写真/沼田学(『築地魚河岸ブルース』から)
写真/沼田学(『築地魚河岸ブルース』から)

「勝手に写真を撮っていたので、ご挨拶やお礼、許可取りを兼ねて写真を持っていくことにしたんです。親しくなって彼らのポートレートも撮影したいという気持ちもありましたし。でも、単純にかっこいい写真が撮れたので、本人にも見てもらいたいという気持ちのほうが強かったかも」

 場内の見取り図を頼りに店を訪れ、被写体本人に写真を渡すと、大半の人は喜んでくれた。

「移転問題でピリピリしていた時期だったのですごく怒られたこともありましたが、こわもての人が意外とやさしかったり、お礼に魚をくれたりして、どんどん顔見知りが増えていきました」

 なかには沼田さんが撮影した写真を気に入り、ターレーに飾ってくれた人もいた。

「その人が、ターレー乗りの仲間に写真のことを聞かれると、『あそこを通ると撮ってもらえるよ』と言ってくれたので、いい宣伝になりました」

 2017年1月には写真展を開催し、被写体となった人たちが築地から大勢見に来てくれたという。秋には写真集の販売も決まった。

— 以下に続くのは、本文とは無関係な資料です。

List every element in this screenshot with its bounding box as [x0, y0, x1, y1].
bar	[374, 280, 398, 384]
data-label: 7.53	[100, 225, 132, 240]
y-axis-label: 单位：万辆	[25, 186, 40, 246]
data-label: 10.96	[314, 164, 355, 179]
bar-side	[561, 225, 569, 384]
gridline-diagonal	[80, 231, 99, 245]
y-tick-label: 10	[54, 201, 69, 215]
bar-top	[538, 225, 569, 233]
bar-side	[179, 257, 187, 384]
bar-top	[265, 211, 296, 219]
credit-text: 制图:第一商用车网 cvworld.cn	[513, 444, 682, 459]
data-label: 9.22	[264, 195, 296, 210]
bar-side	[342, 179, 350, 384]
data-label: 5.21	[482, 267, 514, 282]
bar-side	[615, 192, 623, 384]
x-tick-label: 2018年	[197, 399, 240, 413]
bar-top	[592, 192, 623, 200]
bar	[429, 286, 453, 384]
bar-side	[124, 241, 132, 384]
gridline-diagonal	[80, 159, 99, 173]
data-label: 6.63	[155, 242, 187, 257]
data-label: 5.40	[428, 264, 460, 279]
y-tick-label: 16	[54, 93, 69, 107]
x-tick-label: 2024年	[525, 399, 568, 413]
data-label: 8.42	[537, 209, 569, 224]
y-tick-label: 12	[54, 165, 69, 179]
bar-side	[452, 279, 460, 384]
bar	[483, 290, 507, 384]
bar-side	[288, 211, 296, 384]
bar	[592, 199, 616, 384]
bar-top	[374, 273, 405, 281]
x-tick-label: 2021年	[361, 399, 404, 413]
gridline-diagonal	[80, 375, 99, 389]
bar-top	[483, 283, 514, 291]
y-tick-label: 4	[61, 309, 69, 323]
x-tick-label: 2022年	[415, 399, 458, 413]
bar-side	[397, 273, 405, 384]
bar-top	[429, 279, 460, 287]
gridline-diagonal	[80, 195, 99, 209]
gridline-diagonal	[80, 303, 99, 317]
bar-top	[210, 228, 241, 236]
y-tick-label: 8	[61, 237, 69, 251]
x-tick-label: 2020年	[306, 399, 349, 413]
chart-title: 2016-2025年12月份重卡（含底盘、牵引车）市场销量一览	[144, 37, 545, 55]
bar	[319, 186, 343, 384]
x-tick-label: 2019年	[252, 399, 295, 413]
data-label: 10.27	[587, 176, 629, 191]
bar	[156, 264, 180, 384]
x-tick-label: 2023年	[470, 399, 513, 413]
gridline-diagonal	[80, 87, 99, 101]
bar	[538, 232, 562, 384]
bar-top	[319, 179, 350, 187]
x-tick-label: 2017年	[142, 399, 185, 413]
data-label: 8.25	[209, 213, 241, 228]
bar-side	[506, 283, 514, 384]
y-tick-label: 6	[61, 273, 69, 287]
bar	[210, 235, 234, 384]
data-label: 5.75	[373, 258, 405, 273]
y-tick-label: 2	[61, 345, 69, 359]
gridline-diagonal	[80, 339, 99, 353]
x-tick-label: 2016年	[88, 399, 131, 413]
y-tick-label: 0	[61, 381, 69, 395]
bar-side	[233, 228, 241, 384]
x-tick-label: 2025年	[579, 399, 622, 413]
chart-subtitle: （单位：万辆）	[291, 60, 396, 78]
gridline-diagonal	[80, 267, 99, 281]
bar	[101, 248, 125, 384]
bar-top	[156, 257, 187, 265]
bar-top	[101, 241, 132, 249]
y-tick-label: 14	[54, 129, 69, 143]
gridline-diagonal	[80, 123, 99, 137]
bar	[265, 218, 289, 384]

その後、築地での写真展開催と大判写真集の制作を目指して、クラウドファンディングで賛同者も募り、大きな支援を得た。

 これまでにもさまざまな人物写真を撮り続け、今回も築地で働く男たちの「顔」に魅力を感じた沼田さんは、人の何に引かれているのだろうか。

「人のことってわからないし、自分と違うから面白いんじゃないですか? 遠くの見知らぬ風景よりも、隣に住んでいる人がどんな人で、どんな暮らしをしているかのほうが気になりますし、自分と全く違うものを発見するのが好きなんでしょうね」

 今回の撮影を通して、多くの市場関係者と親しくなったという沼田さん。その後、撮影を頼まれたり、飲みに行ったりもして、一見怖そうなおじさんたちの素顔も垣間見た。

「交流のエピソードは限りなくありますが、それは写真とは関係ない話。背景や本人の人となりといった余計な情報は極力排除し、顔や外見から浮き立つ何かを感じてもらえたらと思っています」

 今回、顔写真と個人情報をテーマに取材を進めてきた。顔写真は個人を識別するための“情報”であり、その取り扱いに細心の注意が必要なのは事実だ。しかし、それは単なる“情報”ではなく、生身の人間でもある。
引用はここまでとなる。